My fathers ancestors actually landed in Virginia circa 1620. - there is a LOT of documentation on them. There is actually an ancestry club for that side of the family that I have been intermittently active in.

At one point they gave me a copy of one of the phone book sized “master books” that they had compiled. I still remember, years ago, when I started looking into the family history. I meet a few people on the 1995 internet and after a few basic questions I was told “you are lucky, your family tree has already been extensively researched and documented”.

I don’t have as much info on my Moms German ancestors, I wasn’t that close to that side of the family.

My grandmother immigrated from Spain to Puerto Rico when she was a small child. At least that’s what she said. 23 and Me says it was most likely Albania. The rest of my ancestors were already here when the white folks came or were bought over from west Africa totally against their will.

None have naturalization paperwork, we got here on the Mayflower … if pushed, I could get certified extracts of birth and marriage stuff from assorted state government offices as far back as you needed government paperwork to get married, an as early as birth certificates as a governmental thing happened. I can also get pictures of baptismal and marriage records from assorted churches back to whenever they started in the colonies and are extant.

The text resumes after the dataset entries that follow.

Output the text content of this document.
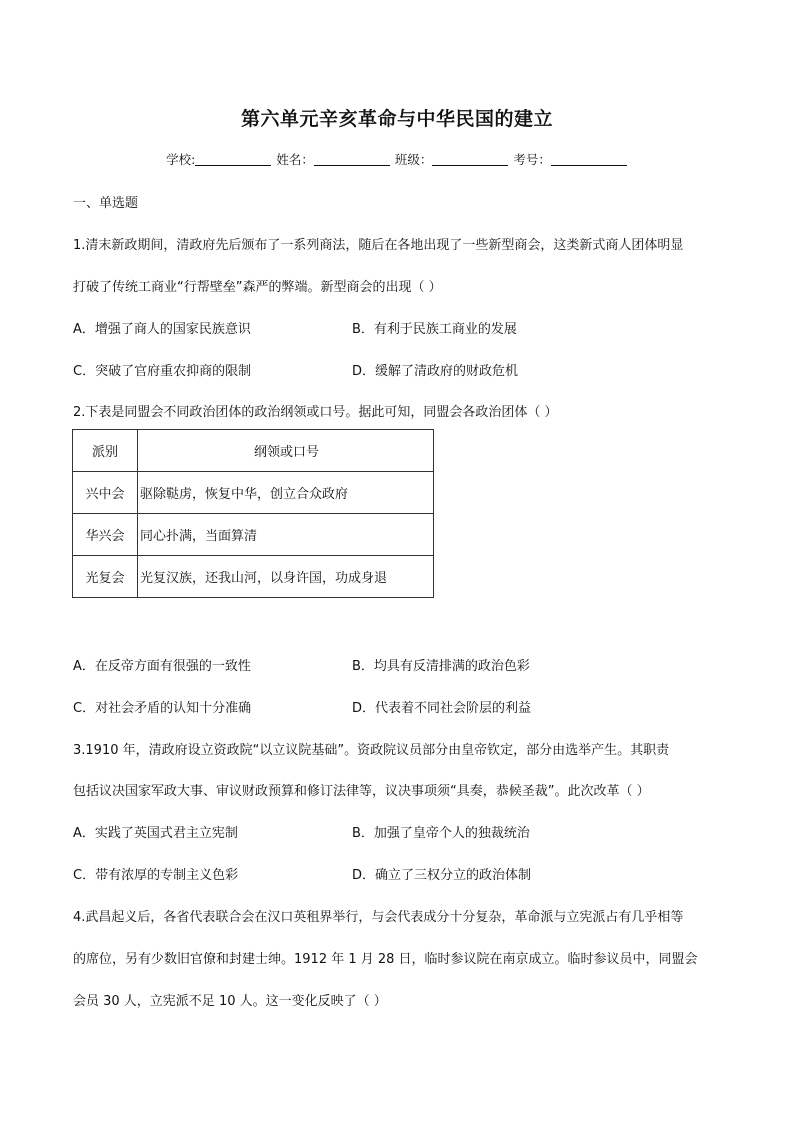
第六单元辛亥革命与中华民国的建立
学校:	姓名：	班级：	考号：
一、单选题
1.清末新政期间，清政府先后颁布了一系列商法，随后在各地出现了一些新型商会，这类新式商人团体明显
打破了传统工商业“行帮壁垒”森严的弊端。新型商会的出现（ ）
A．增强了商人的国家民族意识	B．有利于民族工商业的发展
C．突破了官府重农抑商的限制	D．缓解了清政府的财政危机
2.下表是同盟会不同政治团体的政治纲领或口号。据此可知，同盟会各政治团体（ ）
派别	纲领或口号
兴中会	驱除鞑虏，恢复中华，创立合众政府
华兴会	同心扑满，当面算清
光复会	光复汉族，还我山河，以身许国，功成身退
A．在反帝方面有很强的一致性	B．均具有反清排满的政治色彩
C．对社会矛盾的认知十分准确	D．代表着不同社会阶层的利益
3.1910 年，清政府设立资政院“以立议院基础”。资政院议员部分由皇帝钦定，部分由选举产生。其职责
包括议决国家军政大事、审议财政预算和修订法律等，议决事项须“具奏，恭候圣裁”。此次改革（ ）
A．实践了英国式君主立宪制	B．加强了皇帝个人的独裁统治
C．带有浓厚的专制主义色彩	D．确立了三权分立的政治体制
4.武昌起义后，各省代表联合会在汉口英租界举行，与会代表成分十分复杂，革命派与立宪派占有几乎相等
的席位，另有少数旧官僚和封建士绅。1912 年 1 月 28 日，临时参议院在南京成立。临时参议员中，同盟会
会员 30 人，立宪派不足 10 人。这一变化反映了（ ）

6 generations on my father’s side, 3 on my mother’s. Not sure I understood the question.

My mom was naturalized in 1973, as her family emigrated from Canada when she was eight. She has her naturalization paperwork (and had to bring it to the Social Security Office, as they somehow didn’t have her citizenship on record!). I even know exactly where it is in her house.

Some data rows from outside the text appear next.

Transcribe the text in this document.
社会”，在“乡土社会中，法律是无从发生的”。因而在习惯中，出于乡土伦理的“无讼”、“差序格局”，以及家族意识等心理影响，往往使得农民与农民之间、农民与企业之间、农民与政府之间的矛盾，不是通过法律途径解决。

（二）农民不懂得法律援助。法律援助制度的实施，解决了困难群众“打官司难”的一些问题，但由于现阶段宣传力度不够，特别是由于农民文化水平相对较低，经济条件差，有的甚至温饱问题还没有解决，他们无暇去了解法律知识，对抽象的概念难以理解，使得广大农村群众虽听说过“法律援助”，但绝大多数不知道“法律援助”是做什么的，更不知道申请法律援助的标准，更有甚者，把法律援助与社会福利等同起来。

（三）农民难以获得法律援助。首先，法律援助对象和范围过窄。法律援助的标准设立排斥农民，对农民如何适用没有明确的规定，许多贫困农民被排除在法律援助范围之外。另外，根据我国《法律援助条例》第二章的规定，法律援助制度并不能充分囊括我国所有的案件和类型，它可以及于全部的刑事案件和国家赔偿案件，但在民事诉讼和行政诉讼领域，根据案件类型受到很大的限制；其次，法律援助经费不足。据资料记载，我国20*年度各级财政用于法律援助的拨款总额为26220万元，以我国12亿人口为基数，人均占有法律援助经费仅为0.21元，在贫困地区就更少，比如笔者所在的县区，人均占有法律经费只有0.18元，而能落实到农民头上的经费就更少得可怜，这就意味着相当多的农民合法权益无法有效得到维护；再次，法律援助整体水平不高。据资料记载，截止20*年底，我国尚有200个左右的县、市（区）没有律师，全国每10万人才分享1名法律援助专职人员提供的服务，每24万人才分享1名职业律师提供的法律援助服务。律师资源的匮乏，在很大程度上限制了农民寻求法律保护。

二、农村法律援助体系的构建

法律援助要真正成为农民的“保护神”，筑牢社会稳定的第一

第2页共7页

I don’t have naturalization paperwork. I do have a Certificate of Citizenship from Canada, though.

I suppose it depends on who you are “proving” citizenship to, but church records come pretty close to that as aruvqan suggested. I’m sure any court would accept baptismal records, especially if you have those records for the previous generation to the one being questioned.

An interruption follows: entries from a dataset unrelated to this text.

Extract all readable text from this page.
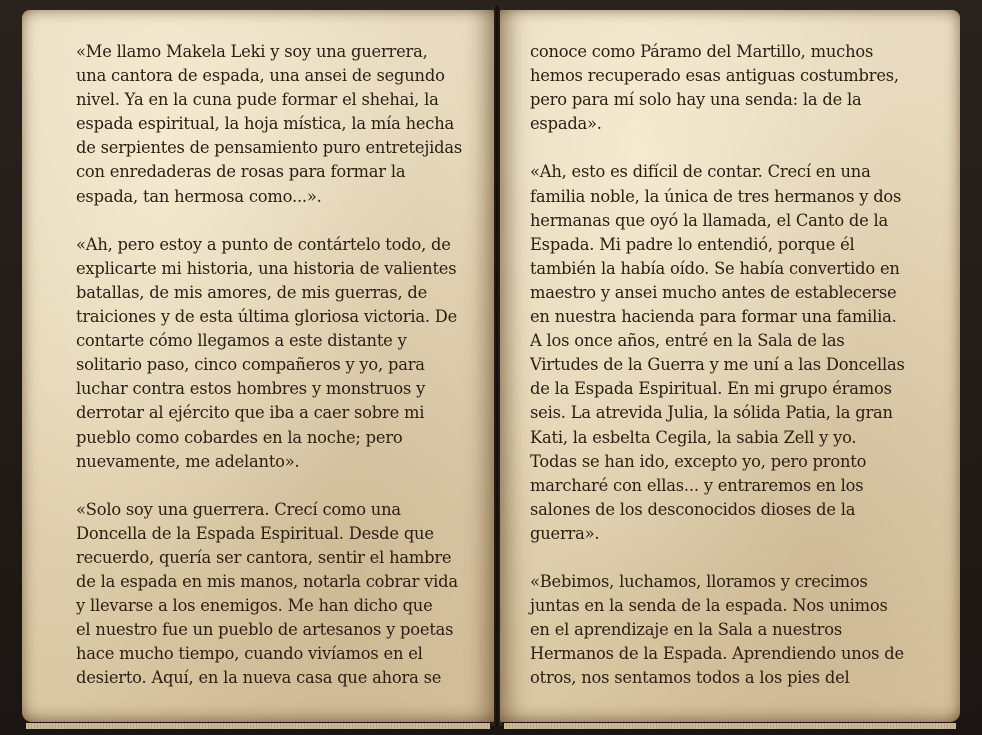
«Me llamo Makela Leki y soy una guerrera,
una cantora de espada, una ansei de segundo
nivel. Ya en la cuna pude formar el shehai, la
espada espiritual, la hoja mística, la mía hecha
de serpientes de pensamiento puro entretejidas
con enredaderas de rosas para formar la
espada, tan hermosa como...».

«Ah, pero estoy a punto de contártelo todo, de
explicarte mi historia, una historia de valientes
batallas, de mis amores, de mis guerras, de
traiciones y de esta última gloriosa victoria. De
contarte cómo llegamos a este distante y
solitario paso, cinco compañeros y yo, para
luchar contra estos hombres y monstruos y
derrotar al ejército que iba a caer sobre mi
pueblo como cobardes en la noche; pero
nuevamente, me adelanto».

«Solo soy una guerrera. Crecí como una
Doncella de la Espada Espiritual. Desde que
recuerdo, quería ser cantora, sentir el hambre
de la espada en mis manos, notarla cobrar vida
y llevarse a los enemigos. Me han dicho que
el nuestro fue un pueblo de artesanos y poetas
hace mucho tiempo, cuando vivíamos en el
desierto. Aquí, en la nueva casa que ahora se

conoce como Páramo del Martillo, muchos
hemos recuperado esas antiguas costumbres,
pero para mí solo hay una senda: la de la
espada».

«Ah, esto es difícil de contar. Crecí en una
familia noble, la única de tres hermanos y dos
hermanas que oyó la llamada, el Canto de la
Espada. Mi padre lo entendió, porque él
también la había oído. Se había convertido en
maestro y ansei mucho antes de establecerse
en nuestra hacienda para formar una familia.
A los once años, entré en la Sala de las
Virtudes de la Guerra y me uní a las Doncellas
de la Espada Espiritual. En mi grupo éramos
seis. La atrevida Julia, la sólida Patia, la gran
Kati, la esbelta Cegila, la sabia Zell y yo.
Todas se han ido, excepto yo, pero pronto
marcharé con ellas... y entraremos en los
salones de los desconocidos dioses de la
guerra».

«Bebimos, luchamos, lloramos y crecimos
juntas en la senda de la espada. Nos unimos
en el aprendizaje en la Sala a nuestros
Hermanos de la Espada. Aprendiendo unos de
otros, nos sentamos todos a los pies del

My maternal grandmother needed a birth certificate to collect Social Security in her own name after my grandfather died(for proof of age, not citizenship). None existed due to a fire circa 1900 that destroyed most public records where she was born. They accepted her baptismal certificate without question.

Yes, but as you said, that was for proof of age, not citizenship. Baptismal records are often accepted for proof of age, as are school records. But it’s generally only baptismal records that contain an age or date of birth and which record a baptism in the first few years of life - my husband was baptized at 30 and his records wouldn’t be accepted as proof of anything other than that he was baptized. And the reason they are accepted as proof of age is because it’s unlikely that someone would be able to significantly lie about the age of a child under 5. Sure, the child could be six months old instead of four months old, or six instead of five - but you aren’t going to be able to add or subtract years from a record created for an under 5 year old.

Citizenship is another story - the fact that a four year old or four month old was baptized in the US doesn’t even tell you where he was born, much less what citizenship he holds. Here’s a list of citizenship documents accepted for passport issuance - if you were born in the US and the state where you were born has no certificate on file, you can submit baptismal and school records along with an affidavit from someone has personal knowledge of the circumstances of your birth , but the records alone are not enough.

With exception of a few individuals who married in, this is true for us as well.